In one of his numerous treatises Manly P. Hall made the insightful comment that for all the successes of scientific understanding we are still left with the mystery: what is force? what is life? what is consciousness? what is mind?
Singling out one piece of that mystery, what is life? It is not so easy to summarize. On the one hand, life can be described objectively as animated parts—biological functions. It could be measured in heartbeats or breaths over time. And then there is the so-called subjective aspect to life…Here the objective accounts seem to melt away. From an experiential perspective perhaps all attempts to measure life feel inadequate.
It’s one thing to say, what is life out there, and it is another to say, what is life to you. Even as people try to resolve this duality they sublimate one to the other. People emphasizing an objective approach might describe existential experience as an illusion (the more romantic types might call it a lucky accident), whereas the subjective approach might infer purpose out of biological complexity.
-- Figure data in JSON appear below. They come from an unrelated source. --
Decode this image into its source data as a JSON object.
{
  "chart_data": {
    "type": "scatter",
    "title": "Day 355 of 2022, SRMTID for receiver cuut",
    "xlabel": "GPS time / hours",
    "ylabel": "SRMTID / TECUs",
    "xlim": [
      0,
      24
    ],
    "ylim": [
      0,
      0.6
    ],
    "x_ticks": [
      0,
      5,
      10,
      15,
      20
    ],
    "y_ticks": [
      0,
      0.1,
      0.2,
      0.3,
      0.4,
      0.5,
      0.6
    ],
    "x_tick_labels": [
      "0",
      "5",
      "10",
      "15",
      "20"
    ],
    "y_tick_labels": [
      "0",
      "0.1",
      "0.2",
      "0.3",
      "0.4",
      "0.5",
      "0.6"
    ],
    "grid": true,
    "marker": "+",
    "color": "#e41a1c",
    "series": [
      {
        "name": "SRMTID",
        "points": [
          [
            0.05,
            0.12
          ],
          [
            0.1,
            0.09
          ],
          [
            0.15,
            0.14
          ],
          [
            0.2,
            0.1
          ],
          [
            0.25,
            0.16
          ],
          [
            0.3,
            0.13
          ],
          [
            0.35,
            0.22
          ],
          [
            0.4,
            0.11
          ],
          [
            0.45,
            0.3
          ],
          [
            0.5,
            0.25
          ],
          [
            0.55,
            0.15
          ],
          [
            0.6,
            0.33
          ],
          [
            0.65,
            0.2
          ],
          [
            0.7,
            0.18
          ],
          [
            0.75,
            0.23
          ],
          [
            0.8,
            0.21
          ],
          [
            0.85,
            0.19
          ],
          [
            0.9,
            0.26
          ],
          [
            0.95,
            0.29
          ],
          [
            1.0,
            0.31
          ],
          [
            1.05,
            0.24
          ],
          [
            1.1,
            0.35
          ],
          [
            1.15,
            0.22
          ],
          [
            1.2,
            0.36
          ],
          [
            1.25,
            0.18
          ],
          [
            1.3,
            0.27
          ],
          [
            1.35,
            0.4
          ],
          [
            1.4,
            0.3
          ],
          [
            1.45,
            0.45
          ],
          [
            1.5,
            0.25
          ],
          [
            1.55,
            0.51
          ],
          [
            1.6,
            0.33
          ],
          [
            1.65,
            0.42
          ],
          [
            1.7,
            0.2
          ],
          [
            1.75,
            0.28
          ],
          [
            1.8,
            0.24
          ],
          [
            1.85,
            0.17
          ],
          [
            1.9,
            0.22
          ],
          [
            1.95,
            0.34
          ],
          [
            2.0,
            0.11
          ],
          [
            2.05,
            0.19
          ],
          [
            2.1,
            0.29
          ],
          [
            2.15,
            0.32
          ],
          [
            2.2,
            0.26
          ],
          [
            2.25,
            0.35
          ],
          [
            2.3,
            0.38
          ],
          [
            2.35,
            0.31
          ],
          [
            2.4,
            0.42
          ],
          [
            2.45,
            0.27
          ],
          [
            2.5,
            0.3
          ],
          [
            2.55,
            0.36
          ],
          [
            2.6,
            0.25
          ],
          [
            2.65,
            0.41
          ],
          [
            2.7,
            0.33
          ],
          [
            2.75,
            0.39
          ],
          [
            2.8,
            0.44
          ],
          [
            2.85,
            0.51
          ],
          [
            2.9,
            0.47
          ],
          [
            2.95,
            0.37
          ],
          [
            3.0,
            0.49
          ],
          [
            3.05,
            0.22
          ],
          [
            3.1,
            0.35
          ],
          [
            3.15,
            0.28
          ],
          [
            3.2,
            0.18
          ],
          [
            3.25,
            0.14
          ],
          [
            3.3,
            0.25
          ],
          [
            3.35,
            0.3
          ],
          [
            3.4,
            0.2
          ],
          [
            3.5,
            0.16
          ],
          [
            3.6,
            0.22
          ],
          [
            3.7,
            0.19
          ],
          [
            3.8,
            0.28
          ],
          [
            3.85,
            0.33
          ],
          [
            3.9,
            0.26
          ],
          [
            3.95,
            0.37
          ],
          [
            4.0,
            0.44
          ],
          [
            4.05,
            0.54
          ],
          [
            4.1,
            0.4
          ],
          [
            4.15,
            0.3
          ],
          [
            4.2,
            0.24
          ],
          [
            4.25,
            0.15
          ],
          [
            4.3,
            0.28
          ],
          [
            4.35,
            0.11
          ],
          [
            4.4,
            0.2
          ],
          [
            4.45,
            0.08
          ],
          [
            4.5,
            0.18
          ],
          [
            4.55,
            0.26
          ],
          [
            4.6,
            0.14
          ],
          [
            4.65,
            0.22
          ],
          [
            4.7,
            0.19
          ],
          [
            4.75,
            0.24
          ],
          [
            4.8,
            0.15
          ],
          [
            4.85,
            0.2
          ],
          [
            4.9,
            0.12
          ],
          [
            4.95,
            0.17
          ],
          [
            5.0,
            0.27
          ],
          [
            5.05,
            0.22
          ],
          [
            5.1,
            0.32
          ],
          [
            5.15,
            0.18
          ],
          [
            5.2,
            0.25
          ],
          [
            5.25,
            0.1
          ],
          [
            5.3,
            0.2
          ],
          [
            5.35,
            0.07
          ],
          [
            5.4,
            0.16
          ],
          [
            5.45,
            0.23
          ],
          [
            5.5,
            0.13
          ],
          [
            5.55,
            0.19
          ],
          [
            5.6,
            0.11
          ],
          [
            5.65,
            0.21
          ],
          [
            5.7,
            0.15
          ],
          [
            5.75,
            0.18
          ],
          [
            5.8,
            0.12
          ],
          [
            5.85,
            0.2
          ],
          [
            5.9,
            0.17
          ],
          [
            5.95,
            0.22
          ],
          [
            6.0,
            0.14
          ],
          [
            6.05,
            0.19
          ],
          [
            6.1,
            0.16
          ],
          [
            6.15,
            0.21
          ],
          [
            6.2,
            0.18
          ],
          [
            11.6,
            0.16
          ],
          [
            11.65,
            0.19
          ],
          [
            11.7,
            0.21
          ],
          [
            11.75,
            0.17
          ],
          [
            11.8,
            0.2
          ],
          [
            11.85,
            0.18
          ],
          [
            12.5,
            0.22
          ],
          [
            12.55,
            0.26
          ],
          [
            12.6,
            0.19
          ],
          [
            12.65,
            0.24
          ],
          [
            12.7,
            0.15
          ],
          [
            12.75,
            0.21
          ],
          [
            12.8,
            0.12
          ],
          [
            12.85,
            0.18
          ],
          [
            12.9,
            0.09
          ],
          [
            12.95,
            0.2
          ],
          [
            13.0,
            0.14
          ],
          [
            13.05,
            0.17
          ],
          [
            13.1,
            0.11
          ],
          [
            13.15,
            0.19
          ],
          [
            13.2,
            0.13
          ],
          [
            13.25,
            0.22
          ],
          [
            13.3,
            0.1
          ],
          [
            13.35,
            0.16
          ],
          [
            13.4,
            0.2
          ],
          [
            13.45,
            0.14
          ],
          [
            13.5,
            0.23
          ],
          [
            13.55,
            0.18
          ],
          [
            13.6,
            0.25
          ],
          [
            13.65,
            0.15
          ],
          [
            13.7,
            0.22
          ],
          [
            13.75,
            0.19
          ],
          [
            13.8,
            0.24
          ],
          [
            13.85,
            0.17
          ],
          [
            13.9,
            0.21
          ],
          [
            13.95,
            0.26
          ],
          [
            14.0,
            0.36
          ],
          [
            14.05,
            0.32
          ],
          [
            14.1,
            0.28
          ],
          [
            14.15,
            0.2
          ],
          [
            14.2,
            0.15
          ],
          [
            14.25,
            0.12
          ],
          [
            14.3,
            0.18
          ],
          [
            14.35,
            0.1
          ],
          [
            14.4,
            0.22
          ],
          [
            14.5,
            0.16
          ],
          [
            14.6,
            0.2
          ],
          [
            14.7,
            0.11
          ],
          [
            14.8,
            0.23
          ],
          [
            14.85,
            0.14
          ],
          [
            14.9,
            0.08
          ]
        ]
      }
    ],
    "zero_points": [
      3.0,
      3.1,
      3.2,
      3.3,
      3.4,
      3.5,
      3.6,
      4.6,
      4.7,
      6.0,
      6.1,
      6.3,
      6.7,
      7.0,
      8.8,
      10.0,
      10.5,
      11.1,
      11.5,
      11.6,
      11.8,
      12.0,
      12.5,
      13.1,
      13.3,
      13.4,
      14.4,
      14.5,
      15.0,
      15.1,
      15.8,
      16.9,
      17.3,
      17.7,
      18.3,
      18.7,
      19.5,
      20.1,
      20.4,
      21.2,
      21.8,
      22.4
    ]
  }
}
I could imagine Nature saw humans as a resolution to the question, “When life observes itself what will it see?” I am reminded of Nietzsche’s statement: “When you gaze long into the abyss the abyss also gazes into you,” his lesson on the etiquette of staring.
I have a default to write cryptically that I probably need to resolve. What I’m alluding to is how we choose to perceive life can be a healthy approach. Rather than see life as an empty illusion, which is a deleterious statement about your-self ultimately, see life as magnificently purposeful, perhaps inefffably so, which ultimately nurtures your own spirit.
The timeline of your life could be meted out in heartbeats and breaths, but it couldn’t account for the character and timbre of each inhalation, each exhalation. No heart monitor could comprehend the secret language of evocation of each heartbeat pulsing your unique embedded signature upon each tidal waveform, returning with gifts from other pulsing life forces to inspire you until you expire. Now this is breath, this is anima, this is spirit.